London in the sixties again –
Three Americans in McCann London, facing weird problems.

Our chairman was a good-looking Irish-American executive, from Bay Ridge Brooklyn.
White hair, immaculately dressed always, the right schools - London was his stepping-stone to much bigger responsibilities.
He seemed like he went to Princeton or Yale, we are talking about a serious senior executive in our company.
He was central casting for a CEO in a movie about American industry.
He was always backlit - great suits that he changed mid-day so he was never wrinkled.
In spite of all that, he was still a good guy from Brooklyn.

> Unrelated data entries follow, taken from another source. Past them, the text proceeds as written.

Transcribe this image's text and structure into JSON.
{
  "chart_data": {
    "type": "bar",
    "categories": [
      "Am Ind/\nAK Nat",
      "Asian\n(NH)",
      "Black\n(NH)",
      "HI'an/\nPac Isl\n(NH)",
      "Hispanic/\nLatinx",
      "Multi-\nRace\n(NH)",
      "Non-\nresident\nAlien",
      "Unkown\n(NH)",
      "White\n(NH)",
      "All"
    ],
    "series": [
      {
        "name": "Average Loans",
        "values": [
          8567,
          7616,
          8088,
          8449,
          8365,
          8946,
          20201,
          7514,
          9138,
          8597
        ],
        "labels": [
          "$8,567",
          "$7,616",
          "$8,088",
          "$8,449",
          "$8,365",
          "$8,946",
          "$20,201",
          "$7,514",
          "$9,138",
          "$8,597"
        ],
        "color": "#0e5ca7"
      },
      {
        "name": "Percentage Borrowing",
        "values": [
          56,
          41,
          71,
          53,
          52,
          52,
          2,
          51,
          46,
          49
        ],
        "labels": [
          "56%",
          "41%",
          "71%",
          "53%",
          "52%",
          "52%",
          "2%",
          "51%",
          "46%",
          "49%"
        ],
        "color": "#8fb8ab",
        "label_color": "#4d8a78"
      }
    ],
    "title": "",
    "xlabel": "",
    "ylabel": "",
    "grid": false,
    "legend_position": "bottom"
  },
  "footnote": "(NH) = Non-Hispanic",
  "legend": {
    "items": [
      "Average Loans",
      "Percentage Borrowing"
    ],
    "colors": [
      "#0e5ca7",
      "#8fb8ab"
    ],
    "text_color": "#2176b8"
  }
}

Our executive CD was a well to do American that had custom suits, a well-dressed guy. He would have his favorite suit copied at a Savile Row tailor (and they would even copy his baggy knees). His suits were so English they didn’t even fit right, the true sign of an upper class custom-made suit.

I was not as conventional as they were, but certainly not as wild as most of my department, after all it was the 60s in London.

Bell-bottom trousers, multicolored shirts, velvet jackets and cowboy boots, short mini skirts on the women, not hippy American style but London Carnaby Street stuff. That was pretty much the style of our creative department (and we were not the wildest agency in London).

Our boss would stop me and complain about the dress code of the creative department. I would defend them by saying if they dress wild they have to change their outfits every day, you cannot wear orange bell-bottoms twice in the same week. My argument was that at least the creative’s clothes were aired out if not cleaned. The account guys wore the same blue suit every day, probably even on holiday, you couldn’t get downwind of some of them.

He reluctantly accepted my argument, but I don’t think he was completely convinced.

He was in the lift one day going up to his office on the fourth floor; we had four out of the six floors in the building. There was an especially wildly dressed guy on the lift with him - I think he was even wearing glitter in his hair.

Just too damn much swinging London for our grey suited leader.

“God damn it, you are fired! Get out of this building!”

“You can’t fire me dude, I don’t work for you, I am just delivering these Photostats.”

He never tried to fire anybody from the elevator again. And certainly not because of their clothes!

1 comment:

  1. The mid 60's in London...Those were wild day's for creatives of all kinds, writers, film makers, musicians, fashion designers and yes, advertising creatives.
    Saturday on the king's road was off the charts, dress code wise for anyone who wanted to be someone, and the someones who wanted to be noticed and it was fun!!